El proveedor alemán del sector del automóvil Bosch ha pospuesto la recuperación de su rentabilidad tras cerrar 2025 como un ejercicio “difícil y, en ocasiones, doloroso”, marcado por la presión de los aranceles, la caída de márgenes y un entorno económico adverso. La compañía no espera una mejora significativa del mercado en 2026, que anticipa que seguirá siendo un año complicado para el sector.

Según los resultados preliminares publicados, Bosch incrementó ligeramente sus ventas en 2025, un 0,8%, hasta los 91.000 millones de euros, aunque el margen operativo cayó al 1,9%, frente al 3,5% registrado un año antes. El beneficio se vio lastrado por la intensa competencia en precios, el aumento de los costes, los ajustes estructurales y el impacto de los aranceles a nivel global.

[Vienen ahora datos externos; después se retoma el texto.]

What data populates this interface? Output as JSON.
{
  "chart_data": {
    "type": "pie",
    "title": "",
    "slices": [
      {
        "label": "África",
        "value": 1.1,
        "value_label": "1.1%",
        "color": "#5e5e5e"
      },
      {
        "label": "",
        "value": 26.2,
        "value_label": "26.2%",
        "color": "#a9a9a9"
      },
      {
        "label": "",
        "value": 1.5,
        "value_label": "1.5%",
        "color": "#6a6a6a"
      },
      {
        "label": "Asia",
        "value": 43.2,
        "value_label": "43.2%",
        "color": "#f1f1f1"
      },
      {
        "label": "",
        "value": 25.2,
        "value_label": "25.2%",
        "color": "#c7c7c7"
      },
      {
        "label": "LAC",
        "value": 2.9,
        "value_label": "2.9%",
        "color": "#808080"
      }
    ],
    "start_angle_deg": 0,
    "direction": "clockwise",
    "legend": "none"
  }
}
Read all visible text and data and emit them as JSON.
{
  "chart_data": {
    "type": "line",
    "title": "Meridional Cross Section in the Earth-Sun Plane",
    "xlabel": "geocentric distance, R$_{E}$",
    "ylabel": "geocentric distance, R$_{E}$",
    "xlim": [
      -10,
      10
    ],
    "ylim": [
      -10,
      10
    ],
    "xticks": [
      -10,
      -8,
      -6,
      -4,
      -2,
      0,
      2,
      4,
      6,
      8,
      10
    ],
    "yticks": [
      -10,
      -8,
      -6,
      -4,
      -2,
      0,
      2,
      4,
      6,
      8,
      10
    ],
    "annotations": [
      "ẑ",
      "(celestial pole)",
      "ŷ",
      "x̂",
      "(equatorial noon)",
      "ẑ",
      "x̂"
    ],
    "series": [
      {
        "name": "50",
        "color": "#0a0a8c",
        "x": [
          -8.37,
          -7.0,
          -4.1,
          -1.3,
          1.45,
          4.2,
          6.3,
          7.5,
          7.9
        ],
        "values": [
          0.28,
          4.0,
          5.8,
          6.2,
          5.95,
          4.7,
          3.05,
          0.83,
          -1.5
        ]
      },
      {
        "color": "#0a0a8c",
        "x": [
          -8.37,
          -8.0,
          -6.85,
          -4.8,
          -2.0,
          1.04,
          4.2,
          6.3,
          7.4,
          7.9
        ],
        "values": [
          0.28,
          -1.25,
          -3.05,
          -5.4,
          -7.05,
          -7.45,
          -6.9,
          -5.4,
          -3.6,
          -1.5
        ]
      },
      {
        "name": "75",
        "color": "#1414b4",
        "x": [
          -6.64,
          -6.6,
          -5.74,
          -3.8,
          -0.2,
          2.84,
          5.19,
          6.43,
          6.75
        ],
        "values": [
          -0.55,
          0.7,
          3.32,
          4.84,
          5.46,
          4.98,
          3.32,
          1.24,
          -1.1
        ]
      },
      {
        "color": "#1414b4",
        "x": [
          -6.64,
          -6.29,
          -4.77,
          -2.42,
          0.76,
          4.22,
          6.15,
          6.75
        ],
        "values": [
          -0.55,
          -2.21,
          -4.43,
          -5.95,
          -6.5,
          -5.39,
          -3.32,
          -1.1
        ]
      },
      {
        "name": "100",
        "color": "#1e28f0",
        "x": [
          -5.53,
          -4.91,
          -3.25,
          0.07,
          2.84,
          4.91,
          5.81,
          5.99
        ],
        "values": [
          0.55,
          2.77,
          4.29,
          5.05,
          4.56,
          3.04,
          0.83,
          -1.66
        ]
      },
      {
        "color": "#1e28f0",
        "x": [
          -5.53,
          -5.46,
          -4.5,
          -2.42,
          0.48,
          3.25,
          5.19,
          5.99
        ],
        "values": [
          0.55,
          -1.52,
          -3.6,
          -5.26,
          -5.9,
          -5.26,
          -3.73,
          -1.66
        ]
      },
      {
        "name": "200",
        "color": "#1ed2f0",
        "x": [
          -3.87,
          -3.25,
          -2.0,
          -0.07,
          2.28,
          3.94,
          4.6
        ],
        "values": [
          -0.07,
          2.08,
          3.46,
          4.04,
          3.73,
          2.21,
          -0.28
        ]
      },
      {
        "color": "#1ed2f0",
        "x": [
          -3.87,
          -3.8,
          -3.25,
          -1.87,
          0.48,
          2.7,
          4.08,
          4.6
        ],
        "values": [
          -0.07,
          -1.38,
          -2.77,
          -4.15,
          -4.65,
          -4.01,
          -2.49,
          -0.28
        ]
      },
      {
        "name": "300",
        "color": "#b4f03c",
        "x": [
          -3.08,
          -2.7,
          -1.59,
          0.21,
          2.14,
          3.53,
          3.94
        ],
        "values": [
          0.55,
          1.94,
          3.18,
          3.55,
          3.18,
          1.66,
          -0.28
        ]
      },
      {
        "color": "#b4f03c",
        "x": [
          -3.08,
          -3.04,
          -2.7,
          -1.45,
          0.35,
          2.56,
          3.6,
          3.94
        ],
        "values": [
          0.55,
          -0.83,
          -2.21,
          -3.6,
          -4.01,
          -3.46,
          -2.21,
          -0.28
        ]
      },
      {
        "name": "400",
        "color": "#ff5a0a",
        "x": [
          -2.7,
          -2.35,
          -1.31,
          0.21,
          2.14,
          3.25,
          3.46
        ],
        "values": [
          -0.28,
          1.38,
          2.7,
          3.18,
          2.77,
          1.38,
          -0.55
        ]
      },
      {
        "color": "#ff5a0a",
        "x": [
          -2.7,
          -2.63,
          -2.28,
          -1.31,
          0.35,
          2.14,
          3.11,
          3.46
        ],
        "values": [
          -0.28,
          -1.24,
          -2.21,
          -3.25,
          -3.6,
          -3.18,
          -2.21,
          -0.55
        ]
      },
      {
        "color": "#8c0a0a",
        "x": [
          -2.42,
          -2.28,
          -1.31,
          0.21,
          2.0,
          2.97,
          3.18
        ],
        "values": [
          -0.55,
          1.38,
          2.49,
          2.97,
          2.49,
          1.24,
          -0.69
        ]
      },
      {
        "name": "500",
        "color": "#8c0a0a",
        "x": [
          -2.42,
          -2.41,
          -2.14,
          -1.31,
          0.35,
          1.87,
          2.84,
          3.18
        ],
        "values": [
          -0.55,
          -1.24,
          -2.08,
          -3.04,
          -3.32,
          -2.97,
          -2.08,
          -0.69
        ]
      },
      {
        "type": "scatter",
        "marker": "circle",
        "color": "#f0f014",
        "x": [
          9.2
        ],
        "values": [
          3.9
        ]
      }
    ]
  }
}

“El entorno económico se refleja claramente en nuestros resultados. 2025 ha sido un año difícil y doloroso para Bosch”, reconoció Stefan Hartung, presidente de la compañía. En este contexto, la empresa ha decidido retrasar su objetivo de alcanzar un margen operativo del 7%, inicialmente previsto para 2026, y ahora lo sitúa como muy pronto en 2027.

"Pelea por cada céntimo"

La compañía ya había advertido de este escenario. El propio Hartung señaló el año pasado que 2026 sería otro ejercicio exigente en una industria “altamente competitiva, en la que habrá una pelea por cada céntimo”. El director financiero, Markus Forschner, insistió en que existen “numerosos indicios de una desaceleración del crecimiento económico mundial” y advirtió de que la presión competitiva y de precios se intensificará, con el impacto total del aumento de los aranceles manifestándose por primera vez.

En paralelo, Bosch continúa con un profundo proceso de ajuste. En 2025 anunció 13.000 recortes de empleo adicionales, cerca del 3% de su plantilla global, con el objetivo de proteger los márgenes y garantizar su competitividad a largo plazo. A cierre del ejercicio, el grupo contaba con 412.400 empleados en todo el mundo, 5.400 menos (un 1%) que en 2024, con especial impacto en Alemania.

El negocio de la automoción, que sigue siendo el principal del grupo, se enfrenta además a una brecha anual de costes de unos 2.500 millones de euros, derivada del cambio estructural hacia la movilidad eléctrica, la presión extrema sobre los precios y la competencia global. A ello se sumaron en 2025 problemas de suministro de chips, vinculados a la disputa en torno al fabricante neerlandés Nexperia, una crisis que Bosch considera aún no resuelta.

Hoja de ruta de Bosch

Pese a este escenario, la compañía mantiene su hoja de ruta marcada por la Estrategia 2030, con el objetivo de situarse entre los tres principales proveedores en sus mercados clave. Bosch confía en reforzar su competitividad mediante la reducción de costes, un mayor uso de la inteligencia artificial para ganar productividad, y una evaluación más estricta de las inversiones.

El grupo también ve oportunidades de crecimiento en áreas como la movilidad basada en software, la conducción automatizada, las soluciones HVAC para edificios y la digitalización industrial. Solo en 2025, Bosch se adjudicó pedidos por 11.000 millones de euros en soluciones vinculadas a la conducción automatizada y prevé invertir 2.500 millones de euros en IA hasta 2027.